Dann die grundsätzliche Frage - die gleiche an Herrn Seibert: Denkt die Regierung daran, die politischen offiziellen Kontakte in irgendeiner Form vom Verhalten des momentanen ägyptischen Regimes abhängig zu machen?

Dienst: Ob und in welcher Form wir zurzeit militärische Ausbildungshilfe oder Ausrüstungshilfe für Ägypten leisten, kann ich Ihnen im Moment nicht sagen. Das wird zurzeit im Haus erhoben. Sie sind nicht der einzig Anfragende. Da geht auch Genauigkeit vor Schnelligkeit, bevor wir irgendwelche Zahlen offenlegen, die nachher wieder korrigiert werden müssen.

Insofern: Das Thema ist erkannt. Sie sind nicht der einzig Anfragende. Wir arbeiten daran. Wenn wir die entsprechende Antwort haben, dann werden wir sie auch publizieren.

Zusatzfrage: Sie liefern diese Zahlen und liefern dann auch eine politische Einschätzung, ob es aus Sicht des Verteidigungsministers sinnvoll, richtig und politisch geboten ist, diese Kontakte so fortzusetzen, als geschehe nichts in Ägypten?

Dienst: Das ist ja die Standardfrage, die sich im Rahmen der militärischen Ausrüstungs- beziehungsweise Ausbildungshilfe bei allen Staaten stellt, die sich im Laufe der Zeit seitens des führenden Regimes anders darstellen als zu der Zeit, zu der man diese Initiativen gestartet hat. Insofern wird man erst einmal eine Bestandsaufnahme machen. Dann wird man da hineinsehen. Dann ist es auch nicht allein am Verteidigungsminister darüber zu entscheiden, ob diese Zyklen gegebenenfalls verändert oder abgebrochen werden.

Zusatzfrage: Um Sie beim Wort zu nehmen: Können Sie noch einmal sagen, wann sich die Diktatur in Ägypten in den letzten Jahren anders entwickelt hat?

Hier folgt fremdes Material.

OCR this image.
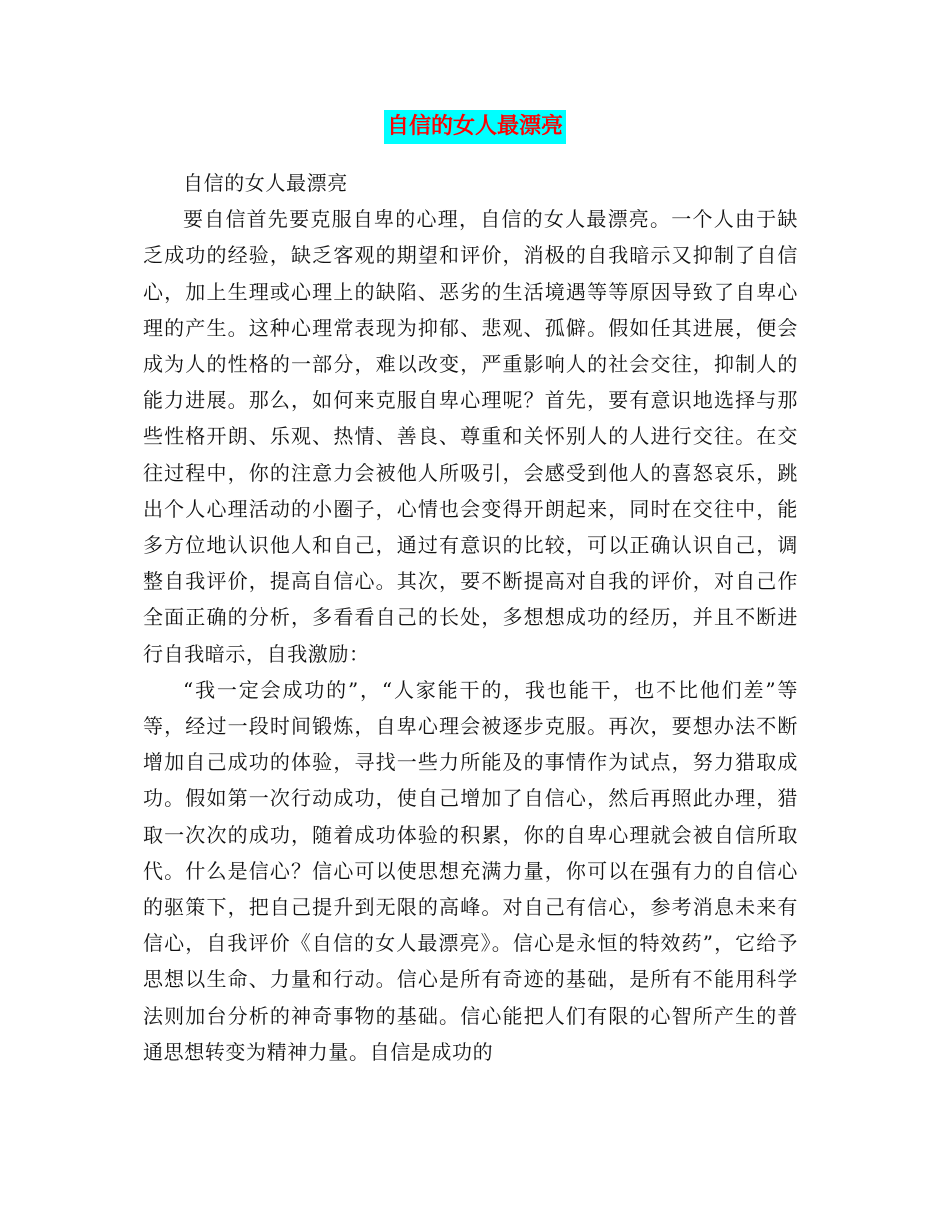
自信的女人最漂亮

自信的女人最漂亮

要自信首先要克服自卑的心理，自信的女人最漂亮。一个人由于缺乏成功的经验，缺乏客观的期望和评价，消极的自我暗示又抑制了自信心，加上生理或心理上的缺陷、恶劣的生活境遇等等原因导致了自卑心理的产生。这种心理常表现为抑郁、悲观、孤僻。假如任其进展，便会成为人的性格的一部分，难以改变，严重影响人的社会交往，抑制人的能力进展。那么，如何来克服自卑心理呢？首先，要有意识地选择与那些性格开朗、乐观、热情、善良、尊重和关怀别人的人进行交往。在交往过程中，你的注意力会被他人所吸引，会感受到他人的喜怒哀乐，跳出个人心理活动的小圈子，心情也会变得开朗起来，同时在交往中，能多方位地认识他人和自己，通过有意识的比较，可以正确认识自己，调整自我评价，提高自信心。其次，要不断提高对自我的评价，对自己作全面正确的分析，多看看自己的长处，多想想成功的经历，并且不断进行自我暗示，自我激励：

“我一定会成功的”，“人家能干的，我也能干，也不比他们差”等等，经过一段时间锻炼，自卑心理会被逐步克服。再次，要想办法不断增加自己成功的体验，寻找一些力所能及的事情作为试点，努力猎取成功。假如第一次行动成功，使自己增加了自信心，然后再照此办理，猎取一次次的成功，随着成功体验的积累，你的自卑心理就会被自信所取代。什么是信心？信心可以使思想充满力量，你可以在强有力的自信心的驱策下，把自己提升到无限的高峰。对自己有信心，参考消息未来有信心，自我评价《自信的女人最漂亮》。信心是永恒的特效药”，它给予思想以生命、力量和行动。信心是所有奇迹的基础，是所有不能用科学法则加台分析的神奇事物的基础。信心能把人们有限的心智所产生的普通思想转变为精神力量。自信是成功的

Dienst: Sie können mich bei den Worten nehmen, die ich Ihnen eben gegeben habe. Darüber hinaus habe ich im Moment nichts zu sagen.

StS Seibert: Ich kann dazu nur sagen: Wenn wir als Deutsche wie auch als Europäer unseren Einfluss in Ägypten nutzen wollen, um unseren Beitrag für eine friedliche Weiterentwicklung zu leisten, dann brauchen wir auch Gesprächskanäle. Bundesaußenminister Westerwelle hat ja gestern erst wieder im Fernsehen und auch zuvor betont, dass das, was geschehen ist, was wir konstatieren müssen, nicht ohne Konsequenzen bleiben wird. Welcher Art diese Konsequenzen sind, das muss auf europäischer Ebene besprochen werden. Da ist nationales Vorgehen sicherlich nicht der richtige Weg. Das wird auf europäischer Ebene, soviel ich weiß, bereits am Montag besprochen. Dann haben wir gerade von einem Außenministertreffen gehört, das die deutsche Seite auf jeden Fall für sinnvoll hält. Dann wird sich das zeigen.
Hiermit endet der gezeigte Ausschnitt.